И споёт. После завтрака. Когда все дети соберутся в комнате для игр:
Я сама не знаю, я прошу совета.
С безответным чувством ох, и трудно жить!
Подари, берёзка, мне свои серёжки -
На свиданье к милому ходить.
И все ей будут хлопать в ладошки. Все-все-все! Громко-громко-громко! А любимая няня Юля скажет, чтоб слышали все:
- Быть тебе знаменитой певицей, Юленька! Чую, прославишь ты моё имя на всю нашу большую страну! А, прославишь?
- Конечно, прославлю! - скажет счастливая она по секрету. - Я же вас очень-очень люблю!
И ей, счастливой, наверно, не будут завидовать все девочки. Ей никогда не завидовали все девчонки - ни её певческому голосу, ни умению считать до ста двадцати, ни отличным способностям в чтении детских книжек. Ею просто гордились...
А потом будут весёлые-весёлые игры. Потом - прогулка в парке. Потом - обед и сон.
В общем, дела, дела и дела! Не до рыжих подсолнухов.
Да она, эта всеобщая любимица, и думать бы забыла про рыжего дядьку за окном, если бы однажды, когда шёл сильный дождь, не увидела через окно, как он прикрыл своим плащём какого-то мальчишку-первоклассника с синим ранцем над головой. Расстегнулся, раскинул в стороны крылья своего плаща и впустил в этот шалаш неизвестного мальчишку. Совсем незнакомого. Чужого мальчишку, который подбежал к остановке, прикрыв голову синим ранцем.
- Мама, - спросила она тогда, - а какой сегодня день?
- Среда, - ответила из глубины квартиры мать. - А что?
- Ничего. Просто буду знать, что среда... А времени сколько?
- Скоро восемь. Одевайся, пора в детский сад!
- Скоро восемь, - прошептала девчушка. Среда.
И с той поры определила, что этот человек появляется на троллейбусной остановке исключительно по средам, когда на часах бывает скоро восемь утра. И всю неделю ждала именно этого дня. И уже знала почему. Потому что ей очень хотелось хотя бы разочек укрыться под крылатым плащём этого Чьего-то Подсолнуха.
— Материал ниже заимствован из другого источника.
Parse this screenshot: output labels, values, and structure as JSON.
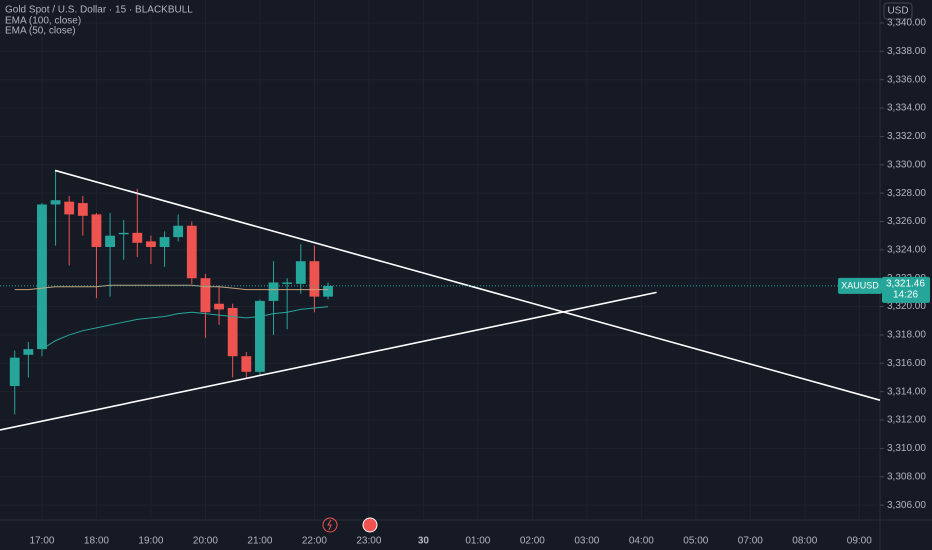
{
  "chart_data": {
    "type": "candlestick",
    "title": "Gold Spot / U.S. Dollar · 15 · BLACKBULL",
    "currency": "USD",
    "symbol": "XAUUSD",
    "last_price": {
      "value": 3321.46,
      "label": "3,321.46"
    },
    "countdown": "14:26",
    "up_color": "#26a69a",
    "down_color": "#ef5350",
    "x": [
      16.5,
      16.75,
      17.0,
      17.25,
      17.5,
      17.75,
      18.0,
      18.25,
      18.5,
      18.75,
      19.0,
      19.25,
      19.5,
      19.75,
      20.0,
      20.25,
      20.5,
      20.75,
      21.0,
      21.25,
      21.5,
      21.75,
      22.0,
      22.25
    ],
    "open": [
      3314.4,
      3316.6,
      3317.0,
      3327.2,
      3327.4,
      3327.3,
      3326.5,
      3324.2,
      3325.1,
      3325.2,
      3324.6,
      3324.2,
      3324.9,
      3325.7,
      3322.0,
      3320.2,
      3319.9,
      3316.5,
      3315.4,
      3320.4,
      3321.6,
      3321.6,
      3323.2,
      3320.7
    ],
    "high": [
      3316.9,
      3317.5,
      3327.3,
      3329.6,
      3327.8,
      3327.8,
      3326.6,
      3326.6,
      3326.1,
      3328.3,
      3325.0,
      3325.3,
      3326.5,
      3326.0,
      3322.3,
      3321.5,
      3320.2,
      3316.8,
      3320.5,
      3323.2,
      3322.0,
      3324.4,
      3324.3,
      3321.7
    ],
    "low": [
      3312.4,
      3315.0,
      3316.5,
      3324.3,
      3322.9,
      3325.0,
      3320.6,
      3320.7,
      3323.3,
      3323.5,
      3323.0,
      3322.8,
      3324.6,
      3321.6,
      3317.8,
      3318.7,
      3315.0,
      3315.0,
      3315.1,
      3318.0,
      3318.4,
      3320.9,
      3319.6,
      3320.5
    ],
    "close": [
      3316.4,
      3317.0,
      3327.2,
      3327.5,
      3326.5,
      3326.4,
      3324.2,
      3325.0,
      3325.2,
      3324.5,
      3324.2,
      3324.9,
      3325.7,
      3322.0,
      3319.6,
      3319.8,
      3316.5,
      3315.4,
      3320.4,
      3321.7,
      3321.7,
      3323.2,
      3320.7,
      3321.46
    ],
    "series": [
      {
        "name": "EMA (100, close)",
        "color": "#c8a27c",
        "values": [
          3321.2,
          3321.2,
          3321.3,
          3321.4,
          3321.4,
          3321.4,
          3321.4,
          3321.5,
          3321.5,
          3321.5,
          3321.5,
          3321.5,
          3321.5,
          3321.5,
          3321.4,
          3321.4,
          3321.3,
          3321.2,
          3321.2,
          3321.2,
          3321.2,
          3321.2,
          3321.2,
          3321.2
        ]
      },
      {
        "name": "EMA (50, close)",
        "color": "#26a69a",
        "values": [
          null,
          null,
          3317.0,
          3317.6,
          3318.0,
          3318.3,
          3318.5,
          3318.7,
          3318.9,
          3319.1,
          3319.2,
          3319.3,
          3319.5,
          3319.6,
          3319.5,
          3319.4,
          3319.3,
          3319.2,
          3319.3,
          3319.5,
          3319.6,
          3319.8,
          3319.9,
          3320.0
        ]
      }
    ],
    "trendlines": [
      {
        "x": [
          17.24,
          32.38
        ],
        "y": [
          3329.6,
          3313.4
        ]
      },
      {
        "x": [
          16.23,
          28.28
        ],
        "y": [
          3311.3,
          3321.0
        ]
      }
    ],
    "xlim": [
      16.23,
      32.38
    ],
    "ylim": [
      3304.95,
      3341.62
    ],
    "yticks": [
      {
        "value": 3306,
        "label": "3,306.00"
      },
      {
        "value": 3308,
        "label": "3,308.00"
      },
      {
        "value": 3310,
        "label": "3,310.00"
      },
      {
        "value": 3312,
        "label": "3,312.00"
      },
      {
        "value": 3314,
        "label": "3,314.00"
      },
      {
        "value": 3316,
        "label": "3,316.00"
      },
      {
        "value": 3318,
        "label": "3,318.00"
      },
      {
        "value": 3320,
        "label": "3,320.00"
      },
      {
        "value": 3322,
        "label": "3,322.00"
      },
      {
        "value": 3324,
        "label": "3,324.00"
      },
      {
        "value": 3326,
        "label": "3,326.00"
      },
      {
        "value": 3328,
        "label": "3,328.00"
      },
      {
        "value": 3330,
        "label": "3,330.00"
      },
      {
        "value": 3332,
        "label": "3,332.00"
      },
      {
        "value": 3334,
        "label": "3,334.00"
      },
      {
        "value": 3336,
        "label": "3,336.00"
      },
      {
        "value": 3338,
        "label": "3,338.00"
      },
      {
        "value": 3340,
        "label": "3,340.00"
      }
    ],
    "xticks": [
      {
        "value": 17,
        "label": "17:00"
      },
      {
        "value": 18,
        "label": "18:00"
      },
      {
        "value": 19,
        "label": "19:00"
      },
      {
        "value": 20,
        "label": "20:00"
      },
      {
        "value": 21,
        "label": "21:00"
      },
      {
        "value": 22,
        "label": "22:00"
      },
      {
        "value": 23,
        "label": "23:00"
      },
      {
        "value": 24,
        "label": "30"
      },
      {
        "value": 25,
        "label": "01:00"
      },
      {
        "value": 26,
        "label": "02:00"
      },
      {
        "value": 27,
        "label": "03:00"
      },
      {
        "value": 28,
        "label": "04:00"
      },
      {
        "value": 29,
        "label": "05:00"
      },
      {
        "value": 30,
        "label": "07:00"
      },
      {
        "value": 31,
        "label": "08:00"
      },
      {
        "value": 32,
        "label": "09:00"
      }
    ],
    "grid": true
  }
}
Укрыться и негромко, по секрету, пожаловаться ему: "А у меня, дядя, никогда не было папы"...
ТЕПЛО
- Теперь, Василёк, тепло вернётся только после того, как в лужах искупаются воробьи, - сказала мать и, прихватив зонтик, ушла в магазин.
А дождь всё лил и лил...
И луж за окном было много.
Серые, холодные, рябые от дождя, с плавающими в них жёлтыми листьями.
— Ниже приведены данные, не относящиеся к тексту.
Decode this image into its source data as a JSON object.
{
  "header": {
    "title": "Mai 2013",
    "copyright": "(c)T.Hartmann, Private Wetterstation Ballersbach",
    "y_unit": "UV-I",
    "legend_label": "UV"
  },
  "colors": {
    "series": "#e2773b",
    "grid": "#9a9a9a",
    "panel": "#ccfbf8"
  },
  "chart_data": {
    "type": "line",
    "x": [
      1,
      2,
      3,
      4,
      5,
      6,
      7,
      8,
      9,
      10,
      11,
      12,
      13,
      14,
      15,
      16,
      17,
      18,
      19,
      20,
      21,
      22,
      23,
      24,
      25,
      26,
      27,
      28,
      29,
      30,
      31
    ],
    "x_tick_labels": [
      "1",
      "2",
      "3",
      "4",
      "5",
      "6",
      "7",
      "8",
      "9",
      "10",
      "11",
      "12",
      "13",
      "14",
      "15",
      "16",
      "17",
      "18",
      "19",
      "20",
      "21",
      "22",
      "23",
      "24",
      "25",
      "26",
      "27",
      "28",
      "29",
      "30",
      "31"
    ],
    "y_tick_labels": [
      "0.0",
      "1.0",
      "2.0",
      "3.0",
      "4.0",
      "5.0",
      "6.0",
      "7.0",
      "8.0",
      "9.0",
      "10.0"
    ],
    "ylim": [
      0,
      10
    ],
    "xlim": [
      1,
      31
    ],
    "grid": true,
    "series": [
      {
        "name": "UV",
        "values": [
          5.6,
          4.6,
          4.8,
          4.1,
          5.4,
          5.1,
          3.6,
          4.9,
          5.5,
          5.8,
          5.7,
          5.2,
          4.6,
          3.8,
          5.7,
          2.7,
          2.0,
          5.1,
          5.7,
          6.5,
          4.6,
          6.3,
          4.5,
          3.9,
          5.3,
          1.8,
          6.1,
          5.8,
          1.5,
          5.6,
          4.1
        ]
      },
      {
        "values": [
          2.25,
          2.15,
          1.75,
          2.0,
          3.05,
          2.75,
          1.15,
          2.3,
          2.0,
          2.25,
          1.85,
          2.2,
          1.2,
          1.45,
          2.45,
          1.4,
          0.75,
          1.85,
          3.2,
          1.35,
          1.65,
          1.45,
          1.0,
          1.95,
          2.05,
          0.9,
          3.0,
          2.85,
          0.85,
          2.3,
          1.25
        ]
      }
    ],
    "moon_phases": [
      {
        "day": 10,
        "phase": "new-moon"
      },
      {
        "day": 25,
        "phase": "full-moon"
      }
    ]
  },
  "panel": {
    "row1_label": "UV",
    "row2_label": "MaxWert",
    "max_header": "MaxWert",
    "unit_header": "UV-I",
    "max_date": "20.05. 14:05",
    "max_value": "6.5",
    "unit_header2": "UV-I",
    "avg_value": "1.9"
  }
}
И ни одного при этом воробья. Ни единого!..
Из дома через дорогу вышел дядя Ефрем в зелёном плаще с капюшоном, в сапогах. Прикрыл за собою калитку, и пошёл по грязным лужам. Наверно, на станцию пошёл. К поезду. Поезд повезёт его в город. За чем-то. Может, за воздушными шариками для своей дочки Алёнки. А может, за таинственной атмосферой для городской матери своей дочки Алёнки, которая один раз говорила маме Василька: "Мне в вашем селе, Ефросинья, не хватает своей атмосферы!" Может, сегодня дядя Ефрем ей привезёт и эту атмосферу. Алёнке - разноцветные шарики, а тёте Анжеле - её атмосферу. Да-да-да! Он такой, дядя Ефрем. Не зря он прихватил с собой большую красно-синюю сумку. Шарики для Алёнки будет держать за ниточки в одной руке, а атмосферу для тёти Анжелы засунет в большую красно-синюю сумку, и принесёт в другой руке... И семья его будет счастливой.
Если бы не эта осень с дождём, Василёк тоже бы сделал что-то такое. Например, сбегал ба на речку, наловил пескарей, а в поле насобирал бы голубых васильков. Мама пришла бы из магазина, а в банке на столе - целый букет, а в жёлтом ведёрке - море живых пескарей! И в семье Василька - тёплое доброе счастье...
- Ах ты, счастье моё! - сказала бы весёлая мама.
Если б только не эта осень с холодным дождём!
И, главное, ни одного воробья ни в единой луже!
Ни одного просвета в лохматом скучном небе!
А весёлого, тёплого счасть хотелось...
Конечно, не выйди со своего двора дядя Ефрем в зелёном плаще с капюшоном, не направься он к станции с большой сумкой в руке и не знай Василёк, что всё это значит, шестилетний мальчонка так бы и просидел у окна до прихода матери из магазина. Но он всё-всё знал...
"Если тепло приходит, когда воробьи купаются в лужах, - осенило его, - то что же будет, если..."
Василёк поспешно оделся, обулся, вышел из дома и под дождём побежал под навес.
Там, прижавшись друг к другу, сидели задумчивые куры...
Когда мать пришла из магазина, Василёк уже пять из них искупал в грязной луже.